Written on EZ3866 flying Amsterdam to London Stansted and dispatched to silicon.com from London Heathrow via wi-fi.
Along with an aircraft full of people at Schipol, I have just stowed my luggage in the overhead, got seated and settled in, ready to fly back to the UK. But a passenger has just been found smoking in the toilets! The fun has started - he has just been informed that he has committed a criminal offence, he is crying, his girlfriend is upset, other passengers are taking photographs, some even find it amusing.
I don't, and neither do the crew. Safety procedures are being followed and the determined process of ejecting both passengers from the aircraft is underway. How stupid can people be?
The flight from Amsterdam to London Stansted is only 30 minutes long; there are signs and announcements enough to warn people about smoking all over the airport and the aircraft. What was he thinking? Or was he thinking at all! Anyway he is being escorted from the aircraft and the search for his baggage and belongings begins. Did he board at the front or the back? Did he plant something in the overhead or in the toilet, is he a potential bomber or is he just stupid?
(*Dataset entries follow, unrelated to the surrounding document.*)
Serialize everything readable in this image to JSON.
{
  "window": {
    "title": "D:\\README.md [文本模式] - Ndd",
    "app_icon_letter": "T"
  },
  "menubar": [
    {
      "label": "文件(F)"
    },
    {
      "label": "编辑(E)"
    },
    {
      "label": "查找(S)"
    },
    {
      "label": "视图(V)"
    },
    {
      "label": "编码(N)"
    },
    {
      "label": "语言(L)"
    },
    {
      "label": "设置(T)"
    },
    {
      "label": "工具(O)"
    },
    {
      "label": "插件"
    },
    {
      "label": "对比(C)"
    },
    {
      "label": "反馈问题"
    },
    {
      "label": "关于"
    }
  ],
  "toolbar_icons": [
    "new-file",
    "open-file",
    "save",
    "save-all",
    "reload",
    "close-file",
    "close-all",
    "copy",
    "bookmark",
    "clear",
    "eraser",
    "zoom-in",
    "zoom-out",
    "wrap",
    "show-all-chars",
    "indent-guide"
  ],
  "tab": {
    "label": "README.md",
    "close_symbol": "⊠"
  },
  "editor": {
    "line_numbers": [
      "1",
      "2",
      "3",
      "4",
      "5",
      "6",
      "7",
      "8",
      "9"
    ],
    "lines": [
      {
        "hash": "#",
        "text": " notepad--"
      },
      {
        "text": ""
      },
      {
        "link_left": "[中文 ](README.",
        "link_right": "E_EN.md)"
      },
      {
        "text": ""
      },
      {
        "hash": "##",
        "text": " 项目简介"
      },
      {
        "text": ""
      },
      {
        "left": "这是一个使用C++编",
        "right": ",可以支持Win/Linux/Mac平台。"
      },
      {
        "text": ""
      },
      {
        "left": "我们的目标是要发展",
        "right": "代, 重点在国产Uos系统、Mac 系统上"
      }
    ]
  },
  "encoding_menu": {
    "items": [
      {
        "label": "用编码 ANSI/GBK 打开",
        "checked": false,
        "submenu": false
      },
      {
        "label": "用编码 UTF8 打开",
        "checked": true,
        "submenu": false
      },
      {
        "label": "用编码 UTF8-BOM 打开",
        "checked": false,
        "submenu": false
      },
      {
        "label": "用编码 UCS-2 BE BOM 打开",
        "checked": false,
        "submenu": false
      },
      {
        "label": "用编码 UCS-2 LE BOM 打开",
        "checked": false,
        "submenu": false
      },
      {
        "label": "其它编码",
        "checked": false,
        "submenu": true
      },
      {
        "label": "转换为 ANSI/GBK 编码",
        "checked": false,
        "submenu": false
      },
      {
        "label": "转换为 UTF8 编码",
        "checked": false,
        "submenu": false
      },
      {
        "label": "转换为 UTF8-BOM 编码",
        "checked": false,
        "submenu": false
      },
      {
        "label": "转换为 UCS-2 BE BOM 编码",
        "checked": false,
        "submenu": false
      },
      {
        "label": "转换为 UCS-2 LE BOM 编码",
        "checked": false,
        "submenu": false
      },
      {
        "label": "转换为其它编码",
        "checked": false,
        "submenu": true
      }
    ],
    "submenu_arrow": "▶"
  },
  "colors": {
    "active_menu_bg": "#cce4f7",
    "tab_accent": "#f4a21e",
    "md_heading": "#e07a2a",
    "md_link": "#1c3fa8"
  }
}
As I flew out of Boston the day before 9/11, and passed through all of the London bomb-sites on 7/7 some twenty-six hours before the attacks, I have this worrying feeling that I may be on a converging disaster timeline. The miscreant has the complexion, dress and look of a potential bomber. All the archetypal patterns are kicking in and I'm definitely feeling a bit worried.
The flight crew is pretty sure he boarded at the back, so they start pulling all the bags down from the overheads and asking all the passengers to identify their luggage an item at a time. This takes some considerable time and involves about 30 per cent of the aircraft, and in my mind are questions about the remaining 70 per cent and whether the smoking passenger was very stupid or very clever. On balance I think everyone comes down on the side of stupid! But what a ruse, how easy a mechanism if he did indeed want to plant a bomb or some other weapon.
Eventually we roll out onto the runway over an hour late, and 30 minutes later we are at Stansted - all safe and sound - phew! On the flight I started musing over the problem and it occurred to me that whilst I cannot carry a knife or firearm onto the plane, I can carry a box of matches and/or a lighter. I can also purchase a bottle of whisky from duty free, plus of course flammable clothing and other materials. I'm sure you get the idea! Seems to me all means of ignition should be banned on all flights if we are really serious about aircraft safety.
At this point the obvious struck me - we need to roll out RFID even faster than planned, and not just for passports and documentation but for all bags and clothing, purchases and belongings. I'm not sure what happened to the miscreant after we took off but when he was first apprehended I would have favoured a public stoning on the runway, biblical style!
Yet on reflection, I admit English, Dutch, French and German were not his first languages. He may have been a first-time flyer; or just plain exhausted. The security check-in never asked for the declaration, or looked for, flammables directly. For sure cigarettes, cigars, lighters and matches are hard to spot using today's scanners, and thoroughly searching every passenger and their baggage isn't feasible.
There is one other measure that would be very easy in the interim, though. Stop treating all passengers the same. Look for and search out the first-time and occasional flyers, identify those with limited language skills, focus more energy on the likely suspects and people more inclined to err for whatever reason. All the data is available, it ain't rocket science, it's just databases and (un)common sense.
I'm now at T4 Heathrow waiting to board for Washington on an aircraft that is twice the size with even more potential for such incidents! Hopefully my converging timeline theory is wrong!
Peter Cochrane is an engineer, scientist, entrepreneur, futurist and consultant. He is the former CTO and head of research at BT, with a career in telecoms and IT spanning more than 40 years.